This patient presents with newly diagnosed hypertension and clinical features of aortic coarctation, which include upper extremity hypertension and a radial artery–to–femoral artery pulse delay suggesting a mechanical obstruction between the radial and femoral arteries; lower extremity blood pressure determinations may be low or difficult to obtain. A systolic murmur over the left posterior chest is common in patients with severe aortic coarctation; these murmurs can arise from the obstruction or the collateral blood flow. The chest radiograph (shown) demonstrates “rib notching” affecting several of the posterior ribs; rib notching results from exaggerated collateral blood flow diverting blood around the area of obstruction. Also present on the chest radiograph is the “figure 3 sign” caused by dilatation of the aorta above and below the area of coarctation.
Essential hypertension is the most common cause of hypertension in adults. A family history of hypertension is common. The physical examination in a patient with severe essential hypertension often includes an S4, but a pulse and blood pressure differential between the upper and lower extremities is not expected.

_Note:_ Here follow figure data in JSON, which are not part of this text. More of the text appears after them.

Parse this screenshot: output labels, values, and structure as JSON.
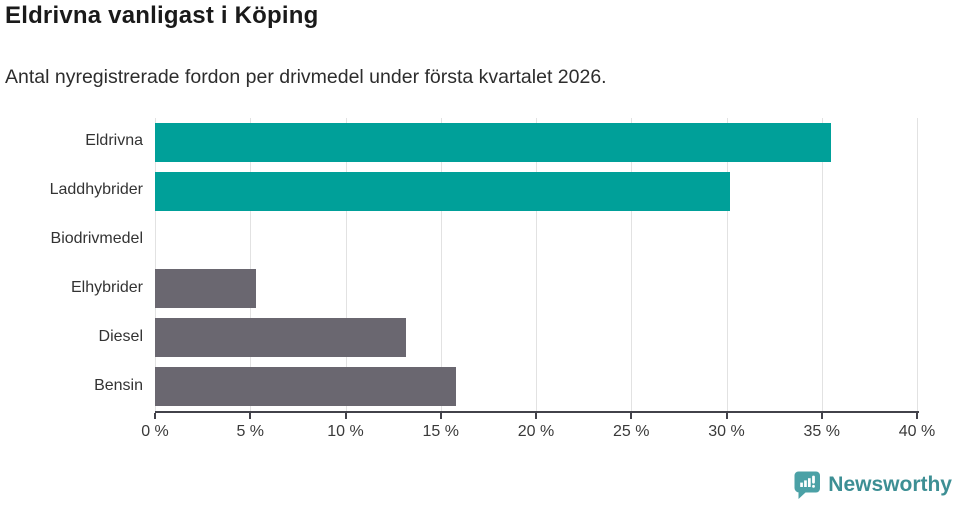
{
  "title": "Eldrivna vanligast i Köping",
  "subtitle": "Antal nyregistrerade fordon per drivmedel under första kvartalet 2026.",
  "chart_data": {
    "type": "bar",
    "orientation": "horizontal",
    "categories": [
      "Eldrivna",
      "Laddhybrider",
      "Biodrivmedel",
      "Elhybrider",
      "Diesel",
      "Bensin"
    ],
    "values": [
      35.5,
      30.2,
      0,
      5.3,
      13.2,
      15.8
    ],
    "unit": "%",
    "bar_colors": [
      "#00a099",
      "#00a099",
      "#6a6770",
      "#6a6770",
      "#6a6770",
      "#6a6770"
    ],
    "xlim": [
      0,
      40
    ],
    "xticks": [
      0,
      5,
      10,
      15,
      20,
      25,
      30,
      35,
      40
    ],
    "xtick_labels": [
      "0 %",
      "5 %",
      "10 %",
      "15 %",
      "20 %",
      "25 %",
      "30 %",
      "35 %",
      "40 %"
    ],
    "grid": true,
    "legend": "none",
    "title": "Eldrivna vanligast i Köping",
    "xlabel": "",
    "ylabel": ""
  },
  "colors": {
    "highlight_bar": "#00a099",
    "default_bar": "#6a6770",
    "gridline": "#e2e2e2",
    "axis": "#42424a",
    "logo_icon": "#4ba1a6",
    "logo_text": "#3d8f94"
  },
  "footer": {
    "brand": "Newsworthy"
  }
}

Patients with hypertrophic cardiomyopathy do not usually present with hypertension. The systolic murmurs in hypertrophic cardiomyopathy characteristically include an ejection quality murmur at the left sternal border related to outflow obstruction and a late systolic murmur at the apex related to mitral valve regurgitation.
Renovascular hypertension is a common cause of hypertension occurring primarily in patients with diffuse atherosclerosis. An epigastric bruit may be audible. The rest of the physical examination in a patient with renovascular hypertension is usually normal. A pulse and blood pressure differential between an upper and a lower extremity is not expected.